For x86Simulation / AIE simulation, top level application had simple ADF API calls to initialize / run / end the graph. However, for actual AI Engine graph applications the host code must do much more than those simple tasks. The top-level PS application running on the Cortex®-A72, controls the graph and PL kernels: manage data inputs to the graph, handle data outputs from the graph, and control any PL kernels working with the graph. Sample code is illustrated below
1.// Open device, load xclbin, and get uuid
auto dhdl = xrtDeviceOpen(0);//device index=0
xrtDeviceLoadXclbinFile(dhdl,xclbinFilename);
xuid_t uuid;
xrtDeviceGetXclbinUUID(dhdl, uuid);
adf::registerXRT(dhdl, uuid);
2. Allocate output buffer objects and map to host memory
xrtBufferHandle out_bohdl = xrtBOAlloc(dhdl, output_size_in_bytes, 0, /*BANK=*/0);
std::complex<short> *host_out = (std::complex<short>*)xrtBOMap(out_bohdl);
3. Get kernel and run handles, set arguments for kernel, and launch kernel.

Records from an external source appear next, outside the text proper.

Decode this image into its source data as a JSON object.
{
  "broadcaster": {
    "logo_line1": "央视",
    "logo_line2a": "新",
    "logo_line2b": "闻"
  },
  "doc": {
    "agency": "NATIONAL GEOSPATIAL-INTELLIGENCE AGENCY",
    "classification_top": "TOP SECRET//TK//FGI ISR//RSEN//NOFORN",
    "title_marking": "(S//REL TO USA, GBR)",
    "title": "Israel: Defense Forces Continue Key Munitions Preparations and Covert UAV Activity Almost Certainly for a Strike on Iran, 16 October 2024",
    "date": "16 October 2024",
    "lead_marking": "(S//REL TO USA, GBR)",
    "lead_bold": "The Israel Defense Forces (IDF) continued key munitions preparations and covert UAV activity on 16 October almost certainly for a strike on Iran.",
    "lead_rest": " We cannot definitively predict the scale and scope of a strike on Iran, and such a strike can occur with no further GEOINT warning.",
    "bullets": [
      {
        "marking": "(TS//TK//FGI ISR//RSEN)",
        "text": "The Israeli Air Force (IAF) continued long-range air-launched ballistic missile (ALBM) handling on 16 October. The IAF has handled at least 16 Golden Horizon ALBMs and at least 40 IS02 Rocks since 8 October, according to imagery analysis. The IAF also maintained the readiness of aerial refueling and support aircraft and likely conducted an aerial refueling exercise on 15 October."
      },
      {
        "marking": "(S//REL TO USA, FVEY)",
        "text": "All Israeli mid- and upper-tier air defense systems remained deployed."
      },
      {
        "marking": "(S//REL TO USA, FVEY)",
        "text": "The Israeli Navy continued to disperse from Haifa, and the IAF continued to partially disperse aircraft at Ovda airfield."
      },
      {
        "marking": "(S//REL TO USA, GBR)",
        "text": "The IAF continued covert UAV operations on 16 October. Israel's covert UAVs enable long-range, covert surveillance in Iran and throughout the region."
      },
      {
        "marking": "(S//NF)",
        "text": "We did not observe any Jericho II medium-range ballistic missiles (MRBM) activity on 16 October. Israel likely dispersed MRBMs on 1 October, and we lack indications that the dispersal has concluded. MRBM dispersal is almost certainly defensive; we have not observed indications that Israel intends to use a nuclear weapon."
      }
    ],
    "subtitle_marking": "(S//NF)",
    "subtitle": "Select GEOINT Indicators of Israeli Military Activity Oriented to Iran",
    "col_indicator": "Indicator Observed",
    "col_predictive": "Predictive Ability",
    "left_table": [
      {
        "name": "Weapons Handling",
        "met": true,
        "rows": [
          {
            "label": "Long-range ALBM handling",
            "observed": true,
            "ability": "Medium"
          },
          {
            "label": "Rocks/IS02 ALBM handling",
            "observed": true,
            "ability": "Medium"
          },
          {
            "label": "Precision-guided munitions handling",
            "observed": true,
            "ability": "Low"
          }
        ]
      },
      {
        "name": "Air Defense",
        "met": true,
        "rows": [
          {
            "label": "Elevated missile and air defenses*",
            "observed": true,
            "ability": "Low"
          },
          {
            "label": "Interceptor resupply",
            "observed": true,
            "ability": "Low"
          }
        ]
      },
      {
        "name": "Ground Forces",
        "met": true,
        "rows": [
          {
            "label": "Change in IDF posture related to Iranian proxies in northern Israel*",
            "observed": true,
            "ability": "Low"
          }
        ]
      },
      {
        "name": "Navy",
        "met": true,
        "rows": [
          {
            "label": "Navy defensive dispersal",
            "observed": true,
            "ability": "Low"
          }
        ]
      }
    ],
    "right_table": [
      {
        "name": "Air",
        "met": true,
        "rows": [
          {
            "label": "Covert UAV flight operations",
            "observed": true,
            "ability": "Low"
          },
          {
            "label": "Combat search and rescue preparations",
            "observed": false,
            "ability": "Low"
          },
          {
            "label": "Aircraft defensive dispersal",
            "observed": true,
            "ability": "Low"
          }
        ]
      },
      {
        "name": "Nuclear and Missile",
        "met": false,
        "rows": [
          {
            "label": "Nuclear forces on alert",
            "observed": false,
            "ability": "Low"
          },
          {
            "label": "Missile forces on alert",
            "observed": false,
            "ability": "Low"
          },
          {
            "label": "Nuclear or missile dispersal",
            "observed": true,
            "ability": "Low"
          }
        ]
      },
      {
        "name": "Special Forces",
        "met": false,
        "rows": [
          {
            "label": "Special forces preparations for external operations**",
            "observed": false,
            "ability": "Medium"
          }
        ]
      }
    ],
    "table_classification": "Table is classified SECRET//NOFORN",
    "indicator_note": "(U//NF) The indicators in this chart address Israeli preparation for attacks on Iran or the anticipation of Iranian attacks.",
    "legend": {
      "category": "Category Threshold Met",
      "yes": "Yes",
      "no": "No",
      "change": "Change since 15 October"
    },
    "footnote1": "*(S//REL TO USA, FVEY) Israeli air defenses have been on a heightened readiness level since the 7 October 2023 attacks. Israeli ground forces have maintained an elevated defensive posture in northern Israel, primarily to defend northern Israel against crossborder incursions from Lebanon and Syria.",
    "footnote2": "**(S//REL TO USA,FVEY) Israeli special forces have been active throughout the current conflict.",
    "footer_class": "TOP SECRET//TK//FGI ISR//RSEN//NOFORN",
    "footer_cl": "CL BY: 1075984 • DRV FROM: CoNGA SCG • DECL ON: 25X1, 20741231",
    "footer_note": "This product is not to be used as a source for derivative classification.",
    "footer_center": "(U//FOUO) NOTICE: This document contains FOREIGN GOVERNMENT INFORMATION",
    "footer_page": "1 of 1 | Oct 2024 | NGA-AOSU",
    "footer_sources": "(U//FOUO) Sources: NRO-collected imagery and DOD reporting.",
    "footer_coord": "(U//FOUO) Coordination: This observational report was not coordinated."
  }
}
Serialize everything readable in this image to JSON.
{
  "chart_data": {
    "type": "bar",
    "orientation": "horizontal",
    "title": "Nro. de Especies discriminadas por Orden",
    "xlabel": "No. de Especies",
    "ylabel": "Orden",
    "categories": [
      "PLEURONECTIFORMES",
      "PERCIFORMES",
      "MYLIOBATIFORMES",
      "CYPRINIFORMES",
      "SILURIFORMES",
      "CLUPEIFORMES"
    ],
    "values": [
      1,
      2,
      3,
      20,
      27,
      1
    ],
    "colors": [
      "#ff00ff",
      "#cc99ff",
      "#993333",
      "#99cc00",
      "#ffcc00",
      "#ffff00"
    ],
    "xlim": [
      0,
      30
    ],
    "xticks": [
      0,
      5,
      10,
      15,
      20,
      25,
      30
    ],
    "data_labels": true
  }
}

xrtKernelHandle s2mm_khdl = xrtPLKernelOpen(dhdl, top->m_header.uuid, "s2mm"); // Open kernel handle
xrtRunHandle s2mm_rhdl = xrtRunOpen(s2mm_khdl);
xrtRunSetArg(s2mm_rhdl, 0, out_bohdl); // set kernel arg
xrtRunSetArg(s2mm_rhdl, 2, OUTPUT_SIZE); // set kernel arg
xrtRunStart(s2mm_rhdl); //launch s2mm kernel
// ADF API:run, update graph parameters (RTP) and so on
gr.init();
gr.update(gr.size, 1024);//update RTP
gr.run(16);//start AIE kernel
gr.wait();
4. Wait for kernel completion.
auto state = xrtRunWait(s2mm_rhdl);
5. Sync output device buffer objects to host memory.
xrtBOSync(out_bohdl, XCL_BO_SYNC_BO_FROM_PLATFORM , output_size_in_bytes,/*OFFSET=*/ 0);
//6. post-processing on host memory - "host_out
Vitis Vision AIE library functions provide optimal vector implementations of various computer vision algorithms. These functions are expected to process high resolution images. However because local memory of AIE core module is limited, entire image can’t be fit into it. Also accessing DDR for reading / writing image data will be highly inefficient both for performance and power. To overcome this limitation host code is expected to split the high resolution image into smaller tiles which fit in AIE Engine local memory in ping-pong fashion. Splitting of high resolution image in smaller tiles is a complex operation as it need to be aware of overlap regions and borders. Also the tile size is expected to be aligned with vectorization factor of the kernel.
To facilitate this Vitis Vision Library provides data movers which perform smart tiling / stitching of high resolution images which can meet all above requirements. There are two versions made available which can provide data movement capabilities both using PLIO and GMIO interfaces. A high level class abstraction is provided with simple API interface to facilitate data transfers. The class abstraction allows seamless transition between PLIO - GMIO methods of data transfers.
Important
For HW emulation / HW run it is imperative to include graph.cpp inside host.cpp. This is because platform port specification and ADF graph object instance is declared in graph.cpp.